Despite acknowledging a need to follow a positive agenda with Ankara, the bloc insists on its accusations on Turkish foreign policy and continues using the Cyprus issue as a roadblock, while hailing rapprochement with Greece
The European Union on Wednesday described Türkiye as a "key" partner in various fields amid a recent thaw with archrival Greece while ruling out any possibility of resuming accession talks any time soon.
"It’s a necessity to revive Türkiye’s membership process and follow a positive agenda that should lay the foundations of a new beginning in relations," European commissioner in charge of neighborhood and enlargement policy Oliver Varhelyi told reporters in Brussels following a meeting on EU Enlargement.
"The European Council remains committed to maintaining an open and frank dialogue, to addressing common challenges and to cooperating in essential areas of joint interest, such as migration, public health, climate, counterterrorism and regional issues," the council later said in a statement but was careful to note the stalemate in Turkish membership process would persist.
The bloc, however, welcomed the recent improvements in relations between Türkiye and Greece, saying the expectation is for it to be sustainable to deescalate tensions in the Eastern Mediterranean.
NATO allies and Aegean neighbors, Türkiye and Greece have been striving to open a fresh page in long-strained ties in recent months, which marked a considerable mutual drop in harsh rhetoric. The pair signed a friendship declaration, among over a dozen cooperation agreements, during President Recep Tayyip Erdoğan’s landmark visit to Athens last week.
Since Erdoğan secured another five-year term in the May elections, the EU has been willing to reengage with Türkiye but stopped short of offering Ankara a clear resumption of membership talks.
Türkiye has been a candidate for EU membership for more than two decades, but talks stalled in 2016 over what Ankara says is the bloc’s "insistence on politicizing the issue."
The division of the island of Cyprus between its Greek and Turkish Cypriot populations, a source of friction between Greece and Türkiye, has also been made an impediment by the EU.

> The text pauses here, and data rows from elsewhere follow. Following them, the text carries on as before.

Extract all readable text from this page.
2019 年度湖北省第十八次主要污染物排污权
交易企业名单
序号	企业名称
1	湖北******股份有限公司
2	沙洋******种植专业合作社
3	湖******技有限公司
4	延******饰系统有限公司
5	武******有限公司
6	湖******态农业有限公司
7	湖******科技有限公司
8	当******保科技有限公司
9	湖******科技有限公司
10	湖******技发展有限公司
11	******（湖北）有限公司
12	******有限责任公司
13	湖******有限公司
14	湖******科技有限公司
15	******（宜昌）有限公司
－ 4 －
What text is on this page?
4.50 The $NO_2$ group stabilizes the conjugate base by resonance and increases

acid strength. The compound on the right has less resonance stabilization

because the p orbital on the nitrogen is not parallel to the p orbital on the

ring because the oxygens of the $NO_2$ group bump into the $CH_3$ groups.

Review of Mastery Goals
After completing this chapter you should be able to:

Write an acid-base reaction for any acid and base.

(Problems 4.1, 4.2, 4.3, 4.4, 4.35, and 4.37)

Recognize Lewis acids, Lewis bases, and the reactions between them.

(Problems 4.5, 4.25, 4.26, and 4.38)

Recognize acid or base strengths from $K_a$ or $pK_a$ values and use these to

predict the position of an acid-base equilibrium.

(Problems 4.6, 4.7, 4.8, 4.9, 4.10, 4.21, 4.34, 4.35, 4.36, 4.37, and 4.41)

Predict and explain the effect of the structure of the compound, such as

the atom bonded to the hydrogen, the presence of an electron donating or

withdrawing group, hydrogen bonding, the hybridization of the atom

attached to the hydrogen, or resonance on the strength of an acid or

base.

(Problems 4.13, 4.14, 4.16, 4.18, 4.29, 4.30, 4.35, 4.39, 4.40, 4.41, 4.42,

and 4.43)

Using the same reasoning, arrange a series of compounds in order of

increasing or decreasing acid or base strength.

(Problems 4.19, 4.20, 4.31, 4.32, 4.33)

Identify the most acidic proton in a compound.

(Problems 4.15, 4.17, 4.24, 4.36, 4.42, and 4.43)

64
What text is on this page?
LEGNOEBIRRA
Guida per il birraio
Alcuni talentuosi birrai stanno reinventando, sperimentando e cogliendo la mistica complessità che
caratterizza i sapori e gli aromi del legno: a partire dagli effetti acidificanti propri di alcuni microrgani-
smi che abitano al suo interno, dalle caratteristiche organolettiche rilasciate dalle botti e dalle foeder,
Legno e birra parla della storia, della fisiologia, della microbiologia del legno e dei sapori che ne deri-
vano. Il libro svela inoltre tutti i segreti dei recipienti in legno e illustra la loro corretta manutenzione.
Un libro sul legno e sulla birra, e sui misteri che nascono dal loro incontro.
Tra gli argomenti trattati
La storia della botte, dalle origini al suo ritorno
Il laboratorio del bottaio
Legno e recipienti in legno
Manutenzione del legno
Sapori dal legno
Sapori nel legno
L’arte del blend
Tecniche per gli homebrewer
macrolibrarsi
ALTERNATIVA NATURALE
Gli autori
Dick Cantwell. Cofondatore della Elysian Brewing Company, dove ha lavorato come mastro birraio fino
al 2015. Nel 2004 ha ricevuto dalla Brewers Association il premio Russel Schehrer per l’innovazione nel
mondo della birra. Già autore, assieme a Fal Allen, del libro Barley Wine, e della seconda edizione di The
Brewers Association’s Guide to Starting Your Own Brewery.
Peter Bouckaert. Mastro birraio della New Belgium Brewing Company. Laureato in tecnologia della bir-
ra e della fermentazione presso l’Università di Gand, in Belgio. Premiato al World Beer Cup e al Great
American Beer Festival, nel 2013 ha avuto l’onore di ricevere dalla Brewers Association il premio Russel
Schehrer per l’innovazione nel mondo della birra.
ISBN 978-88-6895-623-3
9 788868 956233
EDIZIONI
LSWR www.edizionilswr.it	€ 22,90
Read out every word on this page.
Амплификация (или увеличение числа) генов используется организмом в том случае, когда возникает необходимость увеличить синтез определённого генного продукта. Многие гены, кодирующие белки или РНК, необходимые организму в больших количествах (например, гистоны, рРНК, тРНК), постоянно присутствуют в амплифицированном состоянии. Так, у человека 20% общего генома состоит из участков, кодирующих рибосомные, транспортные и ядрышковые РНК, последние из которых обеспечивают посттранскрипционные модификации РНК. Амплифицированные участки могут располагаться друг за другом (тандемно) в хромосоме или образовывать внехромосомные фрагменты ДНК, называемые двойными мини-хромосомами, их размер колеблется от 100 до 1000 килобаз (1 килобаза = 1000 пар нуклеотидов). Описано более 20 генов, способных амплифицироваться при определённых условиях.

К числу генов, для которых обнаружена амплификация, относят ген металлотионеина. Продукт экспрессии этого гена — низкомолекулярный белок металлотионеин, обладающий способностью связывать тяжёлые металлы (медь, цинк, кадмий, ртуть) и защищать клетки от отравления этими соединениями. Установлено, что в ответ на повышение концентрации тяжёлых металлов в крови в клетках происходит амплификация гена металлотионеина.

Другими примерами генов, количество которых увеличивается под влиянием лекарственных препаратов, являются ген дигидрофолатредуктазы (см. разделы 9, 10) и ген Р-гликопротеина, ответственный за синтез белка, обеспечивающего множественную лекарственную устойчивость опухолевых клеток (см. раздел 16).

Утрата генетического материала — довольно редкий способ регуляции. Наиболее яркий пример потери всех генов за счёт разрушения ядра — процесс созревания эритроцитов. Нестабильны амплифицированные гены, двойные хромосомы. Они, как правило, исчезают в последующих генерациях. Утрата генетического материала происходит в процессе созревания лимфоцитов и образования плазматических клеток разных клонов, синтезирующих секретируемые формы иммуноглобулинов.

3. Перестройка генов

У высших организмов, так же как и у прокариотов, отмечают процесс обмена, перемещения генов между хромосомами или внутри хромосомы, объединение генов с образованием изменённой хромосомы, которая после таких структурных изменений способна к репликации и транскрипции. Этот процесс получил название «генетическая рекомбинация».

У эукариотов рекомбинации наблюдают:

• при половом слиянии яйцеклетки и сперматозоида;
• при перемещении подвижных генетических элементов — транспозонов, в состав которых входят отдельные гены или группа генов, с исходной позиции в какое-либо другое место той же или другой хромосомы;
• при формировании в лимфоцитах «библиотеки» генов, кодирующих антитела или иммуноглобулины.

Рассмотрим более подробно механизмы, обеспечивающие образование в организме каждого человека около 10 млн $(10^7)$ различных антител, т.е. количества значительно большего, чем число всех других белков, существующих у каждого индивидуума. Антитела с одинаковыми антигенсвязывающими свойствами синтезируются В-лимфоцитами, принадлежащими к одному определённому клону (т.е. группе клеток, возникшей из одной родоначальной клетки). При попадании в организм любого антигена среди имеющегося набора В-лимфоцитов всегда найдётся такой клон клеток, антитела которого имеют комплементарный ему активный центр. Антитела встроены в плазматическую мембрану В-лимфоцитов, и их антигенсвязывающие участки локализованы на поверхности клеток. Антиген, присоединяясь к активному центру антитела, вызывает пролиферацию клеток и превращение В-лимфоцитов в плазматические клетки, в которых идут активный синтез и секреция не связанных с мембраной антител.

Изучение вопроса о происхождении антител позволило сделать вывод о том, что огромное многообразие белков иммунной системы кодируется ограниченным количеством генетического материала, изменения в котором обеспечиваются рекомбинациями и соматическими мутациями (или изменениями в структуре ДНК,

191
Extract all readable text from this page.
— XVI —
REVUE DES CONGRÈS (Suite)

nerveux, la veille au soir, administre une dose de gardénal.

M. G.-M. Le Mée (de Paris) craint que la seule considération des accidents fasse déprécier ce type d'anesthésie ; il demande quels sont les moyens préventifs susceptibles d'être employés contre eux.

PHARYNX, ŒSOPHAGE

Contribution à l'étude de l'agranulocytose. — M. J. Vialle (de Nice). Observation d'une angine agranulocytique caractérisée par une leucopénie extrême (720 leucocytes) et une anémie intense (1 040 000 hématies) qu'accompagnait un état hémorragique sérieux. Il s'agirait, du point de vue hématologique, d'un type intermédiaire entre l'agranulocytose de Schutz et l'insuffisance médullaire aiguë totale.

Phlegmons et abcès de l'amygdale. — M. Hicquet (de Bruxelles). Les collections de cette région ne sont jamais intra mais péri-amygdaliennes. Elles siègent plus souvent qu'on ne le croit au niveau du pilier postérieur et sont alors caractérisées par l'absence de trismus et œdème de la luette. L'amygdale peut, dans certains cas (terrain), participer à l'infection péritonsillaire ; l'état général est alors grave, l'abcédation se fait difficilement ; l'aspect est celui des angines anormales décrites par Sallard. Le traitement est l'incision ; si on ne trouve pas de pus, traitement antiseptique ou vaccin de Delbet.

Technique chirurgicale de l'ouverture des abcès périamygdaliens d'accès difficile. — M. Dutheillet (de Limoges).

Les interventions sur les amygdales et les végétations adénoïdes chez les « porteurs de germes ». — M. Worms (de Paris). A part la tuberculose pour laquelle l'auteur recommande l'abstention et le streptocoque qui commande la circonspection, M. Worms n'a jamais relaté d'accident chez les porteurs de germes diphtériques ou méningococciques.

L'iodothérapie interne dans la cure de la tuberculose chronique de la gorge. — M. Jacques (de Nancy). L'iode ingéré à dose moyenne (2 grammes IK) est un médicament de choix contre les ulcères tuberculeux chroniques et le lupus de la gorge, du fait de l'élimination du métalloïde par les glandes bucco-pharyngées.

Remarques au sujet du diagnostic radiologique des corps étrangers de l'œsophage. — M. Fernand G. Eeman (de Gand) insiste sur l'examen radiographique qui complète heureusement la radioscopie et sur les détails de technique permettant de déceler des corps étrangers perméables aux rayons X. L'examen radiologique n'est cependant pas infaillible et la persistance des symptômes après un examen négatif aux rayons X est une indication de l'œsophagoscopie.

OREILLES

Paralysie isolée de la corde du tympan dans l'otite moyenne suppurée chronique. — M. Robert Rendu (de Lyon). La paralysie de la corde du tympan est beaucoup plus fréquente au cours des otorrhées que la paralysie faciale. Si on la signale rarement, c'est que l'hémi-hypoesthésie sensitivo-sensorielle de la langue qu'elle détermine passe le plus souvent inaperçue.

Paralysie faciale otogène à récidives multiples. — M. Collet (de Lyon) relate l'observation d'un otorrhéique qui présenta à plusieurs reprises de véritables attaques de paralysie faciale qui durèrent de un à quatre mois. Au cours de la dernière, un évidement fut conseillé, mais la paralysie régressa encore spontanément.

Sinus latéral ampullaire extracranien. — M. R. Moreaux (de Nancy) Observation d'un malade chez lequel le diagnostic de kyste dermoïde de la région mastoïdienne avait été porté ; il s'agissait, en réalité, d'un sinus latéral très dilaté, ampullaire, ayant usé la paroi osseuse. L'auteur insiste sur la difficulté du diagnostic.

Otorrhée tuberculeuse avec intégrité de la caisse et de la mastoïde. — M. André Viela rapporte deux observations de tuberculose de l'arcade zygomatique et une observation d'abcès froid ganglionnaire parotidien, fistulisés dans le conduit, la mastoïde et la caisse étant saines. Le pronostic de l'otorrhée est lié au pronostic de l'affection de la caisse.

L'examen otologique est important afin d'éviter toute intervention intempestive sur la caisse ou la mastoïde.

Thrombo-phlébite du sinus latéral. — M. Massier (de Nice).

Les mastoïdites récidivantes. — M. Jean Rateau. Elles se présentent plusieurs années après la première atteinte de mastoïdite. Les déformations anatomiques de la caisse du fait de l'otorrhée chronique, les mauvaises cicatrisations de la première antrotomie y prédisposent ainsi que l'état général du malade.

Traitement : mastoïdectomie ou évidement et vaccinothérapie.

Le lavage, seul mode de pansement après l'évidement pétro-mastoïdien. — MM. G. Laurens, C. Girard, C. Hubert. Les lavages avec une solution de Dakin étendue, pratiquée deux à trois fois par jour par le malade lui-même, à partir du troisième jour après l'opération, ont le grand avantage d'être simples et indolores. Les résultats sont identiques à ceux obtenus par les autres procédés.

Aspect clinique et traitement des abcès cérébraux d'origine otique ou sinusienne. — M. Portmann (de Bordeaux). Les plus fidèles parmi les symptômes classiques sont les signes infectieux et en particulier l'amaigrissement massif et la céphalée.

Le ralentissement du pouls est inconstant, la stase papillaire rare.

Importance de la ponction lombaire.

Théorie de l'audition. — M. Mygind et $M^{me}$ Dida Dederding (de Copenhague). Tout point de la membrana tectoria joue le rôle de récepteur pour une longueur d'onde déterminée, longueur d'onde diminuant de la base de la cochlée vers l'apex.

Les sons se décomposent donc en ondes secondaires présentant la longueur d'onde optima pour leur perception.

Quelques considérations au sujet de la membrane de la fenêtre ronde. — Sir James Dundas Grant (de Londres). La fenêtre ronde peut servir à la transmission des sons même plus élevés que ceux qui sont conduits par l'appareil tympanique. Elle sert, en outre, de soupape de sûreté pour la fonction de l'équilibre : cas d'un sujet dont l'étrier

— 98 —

Efforts to reunify the Mediterranean island, which has been divided since 1974 following a Turkish military operation as a guarantor power of the island against a Greek military coup and annexation, have been at a standstill since the last round of U.N.-backed talks collapsed in 2017.
The European Council on Wednesday called for a relaunch of U.N. negotiations, which have been continuing unsuccessfully for six decades, to settle the Cyprus problem, and urged Türkiye to contribute to the process. Ankara doesn’t recognize the Greek Cypriot administration, which controls the southern part of the island, as a state. The Turkish Republic of Northern Cyprus (TRNC) and Türkiye have said there can now only be a two-state solution and negotiations cannot restart without recognizing the "sovereign equality and equal international status" of the Turkish Cypriots.
The council accused Türkiye of "moving away" from the EU through foreign policies "colliding with EU priorities," as well.
Turkish-EU ties have recently suffered another uneasy block after Israel launched a brutal bombing campaign on the blockaded Gaza Strip on Oct. 7 so far killing 18,200 Palestinians. Ankara doesn’t consider the Palestinian resistance group Hamas to be a terrorist organization, unlike the EU, and has repeatedly voiced support for its liberation efforts.
As for the prickling issue of migration, the council praised concrete results achieved by the 2016 deal with Ankara, in which the bloc gave Türkiye billions of euros to stop migrants from coming to Europe after the 2015 refugee crisis, and urged Türkiye to "resume returns and prevent irregular arrivals."
Migration is a headache for the EU, which sees droves of asylum-seekers on its easternmost borders, notably Greece, every year. Most of these refugees attempt to make the perilous crossing from Türkiye to the Greek islands, and violent treatment and pushbacks have only increased in recent years.
With the Athens-Ankara rapprochement, Greece too is hoping a revival of the deal will ease the influx of irregular migrants.
But the EU's tolerance of terrorist groups like the PKK and the Gülenist Terror Group (FETÖ), which maintain widespread support across especially western Europe, angers Ankara.
The bloc has welcomed an offer by Erdoğan to revive relations earlier this year but for many member states, the accession talks are dead in all but name.
In September, Austria, long opposed to Türkiye's membership, even called for the process to end. EU officials privately say this would be more honest, but no one wants to make the first move.
The EU's executive arm and foreign policy chief is set to prepare a report on how to develop the relationship, which is due before the next gathering of EU leaders later this month, but experts and EU officials warn against expecting any real improvement in ties.